Utilities have been through 15 years of experimentation with alternate industry models, yet there is still no consensus on which is best. On the question of deregulation, for instance, the process in North America has stalled. Are utilities really happy with the hybrid model that is out there today? How does it help employees and customers?
Consider this fact: In 2002, in states where restructuring was active, average revenue per kilowatt-hour was 22.91 cents, compared to 26.8 cents in states where restructuring was delayed, suspended, or inactive.
For the industry to take charge of the future, we must first make our companies great examples of high performance by taking management to new levels of sophistication, by shifting the culture of our organizations to more readily accept new technologies, and by constantly striving for continuous improvements in scale, synergies, and automation.
Keith Mueller manages Accenture's North American Utility industry group, which includes more than 3,000 North America personnel in operations and consulting. Contact him at 703-947-3303, or at keith.h.mueller@accenture.com.
Three Pillars of Change
Explaining the three forces that will change the industry forever.
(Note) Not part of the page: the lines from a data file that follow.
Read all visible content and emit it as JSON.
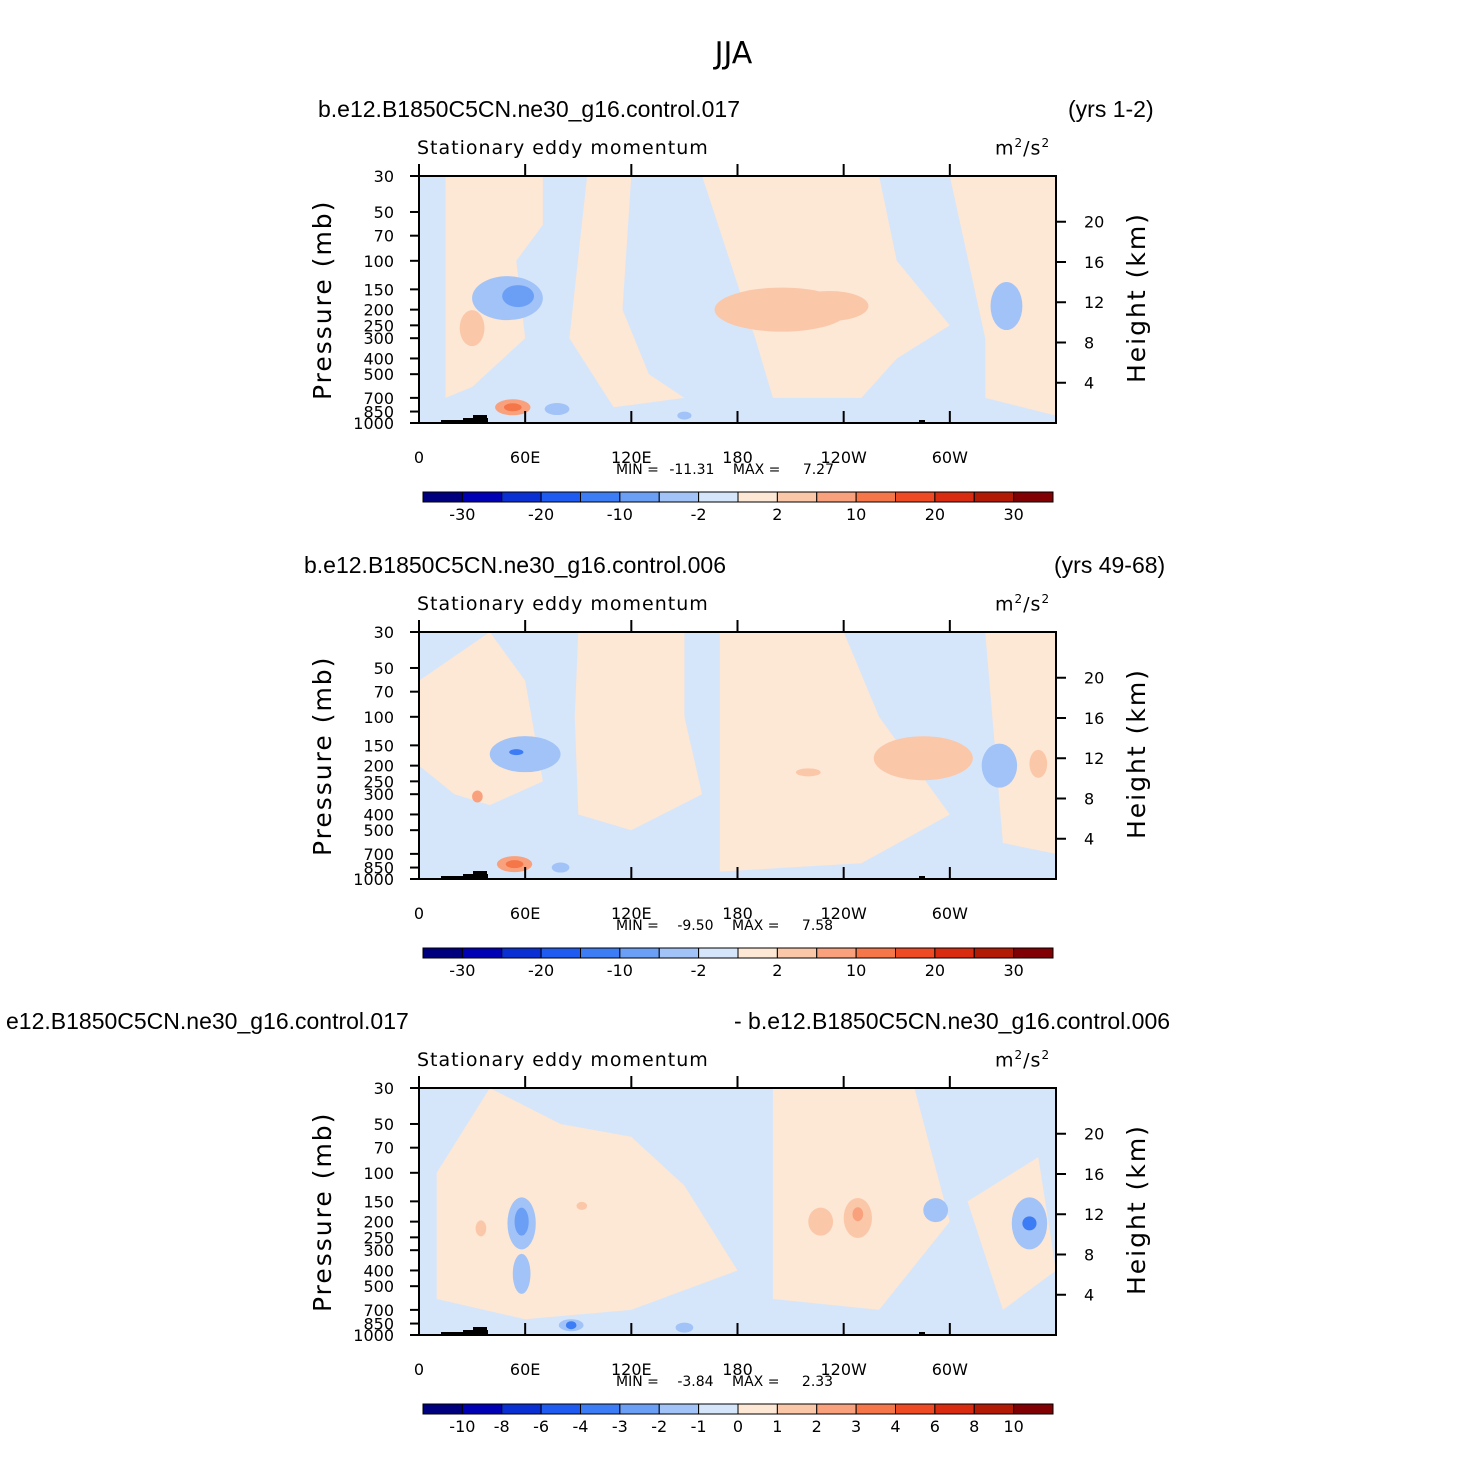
{
  "figure": {
    "title": "JJA"
  },
  "palette": {
    "colors": [
      "#00007f",
      "#0000b4",
      "#0a2fd2",
      "#1f5bf0",
      "#3c7cf4",
      "#6b9ff6",
      "#a2c3f7",
      "#d5e6fb",
      "#fde7d5",
      "#fbc7a9",
      "#f9a17d",
      "#f47649",
      "#ee4a24",
      "#d82b10",
      "#b21a06",
      "#800004"
    ],
    "bg_blue": "#d5e6fb",
    "bg_orange": "#fde7d5"
  },
  "chart_data": [
    {
      "type": "heatmap",
      "case_left": "b.e12.B1850C5CN.ne30_g16.control.017",
      "case_right": "(yrs 1-2)",
      "left_string": "Stationary eddy momentum",
      "units_base": "m",
      "units_exp": "2",
      "units_base2": "/s",
      "units_exp2": "2",
      "ylabel": "Pressure (mb)",
      "ylabel_right": "Height (km)",
      "x_ticks": [
        "0",
        "60E",
        "120E",
        "180",
        "120W",
        "60W"
      ],
      "y_ticks": [
        "30",
        "50",
        "70",
        "100",
        "150",
        "200",
        "250",
        "300",
        "400",
        "500",
        "700",
        "850",
        "1000"
      ],
      "height_ticks": [
        "20",
        "16",
        "12",
        "8",
        "4"
      ],
      "stats": {
        "min_label": "MIN =",
        "min": "-11.31",
        "max_label": "MAX =",
        "max": "7.27"
      },
      "colorbar_labels": [
        "-30",
        "-20",
        "-10",
        "-2",
        "2",
        "10",
        "20",
        "30"
      ],
      "ylim": [
        1000,
        30
      ],
      "xlim": [
        0,
        360
      ]
    },
    {
      "type": "heatmap",
      "case_left": "b.e12.B1850C5CN.ne30_g16.control.006",
      "case_right": "(yrs 49-68)",
      "left_string": "Stationary eddy momentum",
      "units_base": "m",
      "units_exp": "2",
      "units_base2": "/s",
      "units_exp2": "2",
      "ylabel": "Pressure (mb)",
      "ylabel_right": "Height (km)",
      "x_ticks": [
        "0",
        "60E",
        "120E",
        "180",
        "120W",
        "60W"
      ],
      "y_ticks": [
        "30",
        "50",
        "70",
        "100",
        "150",
        "200",
        "250",
        "300",
        "400",
        "500",
        "700",
        "850",
        "1000"
      ],
      "height_ticks": [
        "20",
        "16",
        "12",
        "8",
        "4"
      ],
      "stats": {
        "min_label": "MIN =",
        "min": "-9.50",
        "max_label": "MAX =",
        "max": "7.58"
      },
      "colorbar_labels": [
        "-30",
        "-20",
        "-10",
        "-2",
        "2",
        "10",
        "20",
        "30"
      ],
      "ylim": [
        1000,
        30
      ],
      "xlim": [
        0,
        360
      ]
    },
    {
      "type": "heatmap",
      "case_left": "e12.B1850C5CN.ne30_g16.control.017",
      "case_right": "- b.e12.B1850C5CN.ne30_g16.control.006",
      "left_string": "Stationary eddy momentum",
      "units_base": "m",
      "units_exp": "2",
      "units_base2": "/s",
      "units_exp2": "2",
      "ylabel": "Pressure (mb)",
      "ylabel_right": "Height (km)",
      "x_ticks": [
        "0",
        "60E",
        "120E",
        "180",
        "120W",
        "60W"
      ],
      "y_ticks": [
        "30",
        "50",
        "70",
        "100",
        "150",
        "200",
        "250",
        "300",
        "400",
        "500",
        "700",
        "850",
        "1000"
      ],
      "height_ticks": [
        "20",
        "16",
        "12",
        "8",
        "4"
      ],
      "stats": {
        "min_label": "MIN =",
        "min": "-3.84",
        "max_label": "MAX =",
        "max": "2.33"
      },
      "colorbar_labels": [
        "-10",
        "-8",
        "-6",
        "-4",
        "-3",
        "-2",
        "-1",
        "0",
        "1",
        "2",
        "3",
        "4",
        "6",
        "8",
        "10"
      ],
      "ylim": [
        1000,
        30
      ],
      "xlim": [
        0,
        360
      ]
    }
  ]
}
Scale: The march toward optimum cost structures and world-class delivery capability will lead the industry into searching for scale opportunities in every aspect of business operations. If an enterprise is not large enough to devote the resources and funding to develop these scale capabilities, they will then be delivered by providers who can deliver top world-class performance levels on a contractual or partnership basis. This quest for scale also could drive another wave of M&A activity.
Synergies: The interplay between talent, technology, and innovation will provide the high-performance foundation for tomorrow's utilities. With an aging workforce (in some cases averaging in the mid to late 40s), and future projections pointing to the decreasing size of the available workforce pool, the need for more sophisticated means of attracting, training, motivating, and compensating people will be at the forefront. Technology-enabled connections between utility and customers, utility and suppliers, utility and other utilities, all will be dramatically transformed as a result of enriched networks of "inter-"and "intra-" connections between industry stakeholders. The landscape suddenly becomes ripe and supportive for synergies.
Automation: To provide reliable and continuous energy product in a cost-competitive manner, any process that can be effectively automated will be. In field-service-oriented businesses like utilities, we are only now at the beginning of pervasive wireless, mobile, high-powered digital links across the entire enterprise. The ubiquitous application of RFID technology will dramatically change the perceptions and processes of how functions as diverse as inventory management and human safety procedures can be performed. -K.M.